After that, there's the TestPlan MCP server, agent teams, the moment I first saw AI agents coordinating work across multiple repositories simultaneously, and the philosophical crisis that followed when I realised I was spending more time reviewing AI-generated code than writing my own. Each post builds on the last, and each one gets a little more surreal than the previous.
But I wanted to be honest with you about where we are. The blog is behind. I'm writing as fast as I can, but reality has a head start and it's not slowing down. If you're reading the chronological posts and thinking "this must be building to something big" - it is. If you're impatient to know what happens next, I understand. I lived through it and I'm still processing half of it.

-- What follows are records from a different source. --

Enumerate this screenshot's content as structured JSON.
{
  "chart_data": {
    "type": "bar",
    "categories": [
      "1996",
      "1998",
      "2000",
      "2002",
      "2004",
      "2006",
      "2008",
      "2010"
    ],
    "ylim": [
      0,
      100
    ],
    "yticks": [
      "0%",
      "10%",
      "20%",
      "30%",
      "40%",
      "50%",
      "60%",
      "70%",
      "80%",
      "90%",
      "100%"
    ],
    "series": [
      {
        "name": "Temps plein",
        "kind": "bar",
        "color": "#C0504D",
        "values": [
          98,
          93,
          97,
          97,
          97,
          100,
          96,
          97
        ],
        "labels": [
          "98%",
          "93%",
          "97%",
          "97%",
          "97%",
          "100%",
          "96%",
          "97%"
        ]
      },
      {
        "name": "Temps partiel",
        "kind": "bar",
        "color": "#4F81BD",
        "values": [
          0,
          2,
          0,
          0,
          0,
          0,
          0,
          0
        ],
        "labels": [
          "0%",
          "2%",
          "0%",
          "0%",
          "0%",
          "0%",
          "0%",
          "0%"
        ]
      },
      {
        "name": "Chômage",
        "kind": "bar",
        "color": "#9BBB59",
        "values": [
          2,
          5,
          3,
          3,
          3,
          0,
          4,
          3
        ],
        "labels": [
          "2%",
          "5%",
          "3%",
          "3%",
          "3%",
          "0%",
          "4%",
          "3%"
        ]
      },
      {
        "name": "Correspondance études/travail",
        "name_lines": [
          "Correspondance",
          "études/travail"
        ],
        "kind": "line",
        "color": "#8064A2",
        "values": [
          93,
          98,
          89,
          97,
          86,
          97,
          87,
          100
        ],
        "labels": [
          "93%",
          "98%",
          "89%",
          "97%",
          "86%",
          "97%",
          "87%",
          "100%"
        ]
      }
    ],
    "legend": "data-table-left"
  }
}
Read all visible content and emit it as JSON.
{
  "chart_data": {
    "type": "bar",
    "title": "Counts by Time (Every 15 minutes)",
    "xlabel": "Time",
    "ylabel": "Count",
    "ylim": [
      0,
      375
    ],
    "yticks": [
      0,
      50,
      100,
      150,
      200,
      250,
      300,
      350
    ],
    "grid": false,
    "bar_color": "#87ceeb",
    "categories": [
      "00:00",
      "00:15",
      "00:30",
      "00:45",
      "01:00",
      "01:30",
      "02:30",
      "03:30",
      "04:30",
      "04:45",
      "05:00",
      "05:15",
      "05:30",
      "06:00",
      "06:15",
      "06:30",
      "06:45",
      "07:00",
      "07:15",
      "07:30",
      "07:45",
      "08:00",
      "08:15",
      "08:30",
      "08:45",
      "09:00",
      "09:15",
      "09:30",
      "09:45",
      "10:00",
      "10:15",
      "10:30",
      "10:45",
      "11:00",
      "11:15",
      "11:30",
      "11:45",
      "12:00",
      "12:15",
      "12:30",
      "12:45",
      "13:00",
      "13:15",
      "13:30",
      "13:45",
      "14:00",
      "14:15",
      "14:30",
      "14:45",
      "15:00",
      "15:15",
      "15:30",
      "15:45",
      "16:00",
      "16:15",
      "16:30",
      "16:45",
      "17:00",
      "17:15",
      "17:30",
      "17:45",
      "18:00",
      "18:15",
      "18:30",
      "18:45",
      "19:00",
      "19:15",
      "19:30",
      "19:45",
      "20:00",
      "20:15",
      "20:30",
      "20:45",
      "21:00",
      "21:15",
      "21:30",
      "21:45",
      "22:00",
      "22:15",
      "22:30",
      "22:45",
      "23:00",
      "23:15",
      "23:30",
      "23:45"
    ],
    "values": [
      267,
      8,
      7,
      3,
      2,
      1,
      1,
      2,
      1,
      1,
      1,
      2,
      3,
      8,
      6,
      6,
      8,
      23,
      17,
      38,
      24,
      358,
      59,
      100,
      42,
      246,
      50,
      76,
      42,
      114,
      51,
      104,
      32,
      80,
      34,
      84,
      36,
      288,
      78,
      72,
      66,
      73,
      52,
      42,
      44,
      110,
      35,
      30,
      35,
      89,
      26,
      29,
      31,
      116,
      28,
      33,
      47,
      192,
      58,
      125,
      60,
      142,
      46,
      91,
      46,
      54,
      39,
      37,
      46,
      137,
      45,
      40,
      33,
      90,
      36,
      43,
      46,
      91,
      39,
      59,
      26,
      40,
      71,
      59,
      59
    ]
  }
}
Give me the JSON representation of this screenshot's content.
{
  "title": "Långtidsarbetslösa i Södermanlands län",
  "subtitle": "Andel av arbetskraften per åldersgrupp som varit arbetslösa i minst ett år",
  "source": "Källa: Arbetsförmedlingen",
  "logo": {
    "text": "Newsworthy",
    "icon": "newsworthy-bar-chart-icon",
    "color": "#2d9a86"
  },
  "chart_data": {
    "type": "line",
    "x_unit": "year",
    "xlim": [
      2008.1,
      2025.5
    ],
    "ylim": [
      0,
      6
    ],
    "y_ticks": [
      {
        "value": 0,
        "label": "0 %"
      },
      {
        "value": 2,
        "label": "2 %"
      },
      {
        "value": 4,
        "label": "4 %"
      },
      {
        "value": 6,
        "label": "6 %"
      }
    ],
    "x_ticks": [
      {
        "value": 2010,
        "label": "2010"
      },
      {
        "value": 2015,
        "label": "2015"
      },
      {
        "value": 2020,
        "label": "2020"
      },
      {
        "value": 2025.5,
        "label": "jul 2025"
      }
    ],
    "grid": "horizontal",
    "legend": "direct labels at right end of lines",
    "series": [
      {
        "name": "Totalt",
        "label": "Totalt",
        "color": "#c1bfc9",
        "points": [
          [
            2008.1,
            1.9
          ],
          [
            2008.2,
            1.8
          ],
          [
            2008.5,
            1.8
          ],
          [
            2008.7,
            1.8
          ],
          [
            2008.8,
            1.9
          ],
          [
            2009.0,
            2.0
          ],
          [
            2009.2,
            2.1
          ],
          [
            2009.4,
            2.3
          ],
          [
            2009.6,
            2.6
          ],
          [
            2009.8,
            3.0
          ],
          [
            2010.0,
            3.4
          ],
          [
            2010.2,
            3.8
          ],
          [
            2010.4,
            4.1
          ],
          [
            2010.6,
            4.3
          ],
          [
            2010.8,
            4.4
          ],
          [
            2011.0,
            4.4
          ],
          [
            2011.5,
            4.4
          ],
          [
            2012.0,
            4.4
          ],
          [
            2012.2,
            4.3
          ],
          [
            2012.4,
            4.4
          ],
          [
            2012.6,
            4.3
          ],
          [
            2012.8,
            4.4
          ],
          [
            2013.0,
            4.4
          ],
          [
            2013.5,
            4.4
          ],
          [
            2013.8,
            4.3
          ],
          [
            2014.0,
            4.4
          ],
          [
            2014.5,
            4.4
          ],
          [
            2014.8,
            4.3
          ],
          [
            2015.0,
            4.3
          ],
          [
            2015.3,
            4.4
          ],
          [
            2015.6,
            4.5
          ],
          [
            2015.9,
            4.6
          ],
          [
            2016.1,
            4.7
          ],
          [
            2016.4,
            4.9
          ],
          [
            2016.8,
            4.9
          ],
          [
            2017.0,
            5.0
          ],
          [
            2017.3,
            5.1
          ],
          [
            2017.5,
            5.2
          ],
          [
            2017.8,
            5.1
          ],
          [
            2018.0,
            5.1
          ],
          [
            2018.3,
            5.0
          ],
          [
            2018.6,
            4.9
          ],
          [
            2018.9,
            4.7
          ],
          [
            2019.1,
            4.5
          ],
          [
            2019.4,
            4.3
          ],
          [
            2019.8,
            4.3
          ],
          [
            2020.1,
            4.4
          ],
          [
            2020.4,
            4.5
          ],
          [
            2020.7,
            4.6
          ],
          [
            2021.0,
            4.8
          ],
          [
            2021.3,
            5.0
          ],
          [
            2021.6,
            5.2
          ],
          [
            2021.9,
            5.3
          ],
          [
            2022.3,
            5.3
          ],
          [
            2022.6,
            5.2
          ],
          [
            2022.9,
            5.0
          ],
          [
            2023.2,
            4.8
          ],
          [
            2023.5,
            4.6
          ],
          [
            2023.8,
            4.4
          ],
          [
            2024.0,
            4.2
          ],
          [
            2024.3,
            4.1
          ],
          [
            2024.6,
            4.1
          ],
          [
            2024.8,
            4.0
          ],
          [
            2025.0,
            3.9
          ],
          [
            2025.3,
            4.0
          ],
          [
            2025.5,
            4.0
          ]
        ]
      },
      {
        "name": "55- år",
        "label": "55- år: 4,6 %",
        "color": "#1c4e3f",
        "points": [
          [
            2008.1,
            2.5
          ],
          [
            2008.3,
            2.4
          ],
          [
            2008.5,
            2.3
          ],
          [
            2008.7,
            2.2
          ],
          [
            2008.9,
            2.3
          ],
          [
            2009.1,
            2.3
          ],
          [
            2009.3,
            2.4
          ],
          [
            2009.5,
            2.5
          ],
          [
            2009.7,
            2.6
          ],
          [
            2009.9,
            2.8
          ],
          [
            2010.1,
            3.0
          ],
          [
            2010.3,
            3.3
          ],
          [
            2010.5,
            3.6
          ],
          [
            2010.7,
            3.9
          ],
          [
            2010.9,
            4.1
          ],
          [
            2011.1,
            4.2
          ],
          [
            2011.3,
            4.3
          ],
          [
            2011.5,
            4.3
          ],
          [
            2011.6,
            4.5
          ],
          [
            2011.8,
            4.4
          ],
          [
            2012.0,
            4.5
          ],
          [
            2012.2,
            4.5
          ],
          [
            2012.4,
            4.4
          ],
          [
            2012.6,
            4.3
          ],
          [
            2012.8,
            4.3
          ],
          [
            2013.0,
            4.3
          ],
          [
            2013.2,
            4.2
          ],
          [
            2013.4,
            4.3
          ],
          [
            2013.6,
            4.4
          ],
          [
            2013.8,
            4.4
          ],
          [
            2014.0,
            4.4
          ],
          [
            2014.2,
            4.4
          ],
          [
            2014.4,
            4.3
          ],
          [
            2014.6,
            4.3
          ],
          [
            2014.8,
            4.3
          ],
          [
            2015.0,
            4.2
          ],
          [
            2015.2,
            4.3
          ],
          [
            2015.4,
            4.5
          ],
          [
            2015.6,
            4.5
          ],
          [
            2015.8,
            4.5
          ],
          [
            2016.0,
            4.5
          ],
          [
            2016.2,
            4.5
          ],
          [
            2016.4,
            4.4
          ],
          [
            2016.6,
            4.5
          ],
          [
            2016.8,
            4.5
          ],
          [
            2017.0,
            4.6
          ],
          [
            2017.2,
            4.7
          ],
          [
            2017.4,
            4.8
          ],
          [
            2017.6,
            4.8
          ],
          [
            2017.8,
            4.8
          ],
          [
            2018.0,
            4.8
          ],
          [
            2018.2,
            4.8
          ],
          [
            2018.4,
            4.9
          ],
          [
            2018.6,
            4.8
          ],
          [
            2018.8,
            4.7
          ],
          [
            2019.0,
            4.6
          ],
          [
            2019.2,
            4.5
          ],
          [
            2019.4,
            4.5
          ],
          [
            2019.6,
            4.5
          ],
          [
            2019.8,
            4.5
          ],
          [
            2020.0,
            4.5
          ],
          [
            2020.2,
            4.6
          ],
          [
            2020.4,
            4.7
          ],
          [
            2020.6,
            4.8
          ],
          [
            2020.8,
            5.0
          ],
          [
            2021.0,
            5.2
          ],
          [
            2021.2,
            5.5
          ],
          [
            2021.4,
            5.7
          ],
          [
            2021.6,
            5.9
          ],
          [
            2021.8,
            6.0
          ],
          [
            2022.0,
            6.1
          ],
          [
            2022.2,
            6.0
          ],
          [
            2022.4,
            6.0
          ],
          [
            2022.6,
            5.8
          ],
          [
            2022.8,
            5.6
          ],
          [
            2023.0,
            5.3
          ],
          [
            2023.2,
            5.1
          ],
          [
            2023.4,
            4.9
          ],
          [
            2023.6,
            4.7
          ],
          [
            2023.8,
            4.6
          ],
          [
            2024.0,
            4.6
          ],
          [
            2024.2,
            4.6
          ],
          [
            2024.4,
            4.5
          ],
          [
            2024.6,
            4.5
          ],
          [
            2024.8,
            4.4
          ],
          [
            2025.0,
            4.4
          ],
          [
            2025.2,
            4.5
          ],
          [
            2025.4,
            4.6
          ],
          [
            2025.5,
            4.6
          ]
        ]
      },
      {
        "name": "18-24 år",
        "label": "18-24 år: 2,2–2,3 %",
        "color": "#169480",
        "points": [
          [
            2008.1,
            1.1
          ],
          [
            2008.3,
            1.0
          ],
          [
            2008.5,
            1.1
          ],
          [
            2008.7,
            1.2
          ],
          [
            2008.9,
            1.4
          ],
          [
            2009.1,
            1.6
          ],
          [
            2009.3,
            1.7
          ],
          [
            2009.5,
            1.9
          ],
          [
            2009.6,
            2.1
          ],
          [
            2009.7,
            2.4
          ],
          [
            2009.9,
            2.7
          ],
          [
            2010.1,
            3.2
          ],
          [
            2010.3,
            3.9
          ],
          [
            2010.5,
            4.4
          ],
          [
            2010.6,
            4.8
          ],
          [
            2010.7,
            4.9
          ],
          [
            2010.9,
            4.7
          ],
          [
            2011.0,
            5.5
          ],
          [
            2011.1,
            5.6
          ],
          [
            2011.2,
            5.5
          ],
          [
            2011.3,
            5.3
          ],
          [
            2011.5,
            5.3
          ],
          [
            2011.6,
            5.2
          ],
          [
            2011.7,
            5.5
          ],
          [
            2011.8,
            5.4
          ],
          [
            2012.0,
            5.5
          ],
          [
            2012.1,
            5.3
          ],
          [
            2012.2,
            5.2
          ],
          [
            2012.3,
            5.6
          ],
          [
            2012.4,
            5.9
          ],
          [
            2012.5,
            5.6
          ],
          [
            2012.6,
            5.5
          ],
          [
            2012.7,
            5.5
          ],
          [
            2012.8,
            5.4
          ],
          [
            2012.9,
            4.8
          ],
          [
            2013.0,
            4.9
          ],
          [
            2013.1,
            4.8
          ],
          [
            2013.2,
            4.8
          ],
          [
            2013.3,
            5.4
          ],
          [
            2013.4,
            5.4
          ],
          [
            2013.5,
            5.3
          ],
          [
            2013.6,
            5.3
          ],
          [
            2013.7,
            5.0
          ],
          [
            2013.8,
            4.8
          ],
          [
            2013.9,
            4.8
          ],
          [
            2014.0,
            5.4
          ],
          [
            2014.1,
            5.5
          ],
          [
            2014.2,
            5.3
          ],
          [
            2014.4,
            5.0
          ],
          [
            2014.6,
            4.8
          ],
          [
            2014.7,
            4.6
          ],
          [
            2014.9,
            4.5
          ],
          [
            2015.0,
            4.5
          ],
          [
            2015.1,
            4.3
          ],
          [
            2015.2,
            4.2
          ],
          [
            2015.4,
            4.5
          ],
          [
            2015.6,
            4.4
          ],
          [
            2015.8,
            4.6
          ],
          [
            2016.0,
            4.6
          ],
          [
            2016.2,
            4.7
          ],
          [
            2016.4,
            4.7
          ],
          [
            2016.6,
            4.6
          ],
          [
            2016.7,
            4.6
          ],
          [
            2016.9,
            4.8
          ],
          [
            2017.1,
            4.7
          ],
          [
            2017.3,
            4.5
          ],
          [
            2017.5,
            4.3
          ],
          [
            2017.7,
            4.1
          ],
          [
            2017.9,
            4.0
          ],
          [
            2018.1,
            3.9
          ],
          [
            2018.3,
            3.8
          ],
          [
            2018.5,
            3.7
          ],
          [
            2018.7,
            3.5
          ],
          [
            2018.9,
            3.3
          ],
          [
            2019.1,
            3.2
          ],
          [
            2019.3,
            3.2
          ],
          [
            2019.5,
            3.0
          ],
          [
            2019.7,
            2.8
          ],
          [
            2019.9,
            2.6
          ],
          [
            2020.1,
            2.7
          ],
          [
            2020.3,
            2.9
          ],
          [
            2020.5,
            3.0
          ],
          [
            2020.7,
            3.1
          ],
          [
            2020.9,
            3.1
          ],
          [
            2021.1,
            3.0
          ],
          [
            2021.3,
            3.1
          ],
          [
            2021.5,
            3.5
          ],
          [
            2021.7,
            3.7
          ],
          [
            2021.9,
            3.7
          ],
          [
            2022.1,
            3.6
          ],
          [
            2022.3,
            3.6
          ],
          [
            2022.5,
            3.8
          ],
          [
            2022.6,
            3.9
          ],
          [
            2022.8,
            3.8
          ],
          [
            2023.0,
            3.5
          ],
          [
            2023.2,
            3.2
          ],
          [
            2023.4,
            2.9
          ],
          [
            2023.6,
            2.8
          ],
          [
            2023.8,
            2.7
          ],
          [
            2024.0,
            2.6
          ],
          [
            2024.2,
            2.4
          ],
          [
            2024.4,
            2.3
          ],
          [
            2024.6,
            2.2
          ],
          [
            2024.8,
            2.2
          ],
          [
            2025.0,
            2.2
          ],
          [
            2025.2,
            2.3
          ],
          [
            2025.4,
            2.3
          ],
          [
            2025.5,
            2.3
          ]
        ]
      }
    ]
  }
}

The story of how a sceptical developer fell into AI is also the story of how that developer's entire working life restructured itself around a technology he didn't take seriously eight months ago. That's worth telling properly, even if telling it properly means the telling falls behind the living.
Right. Author's note over. Back to the story. Next up: an MCP server, 123 messages, and the kind of debugging that makes you question whether you actually know how computers work.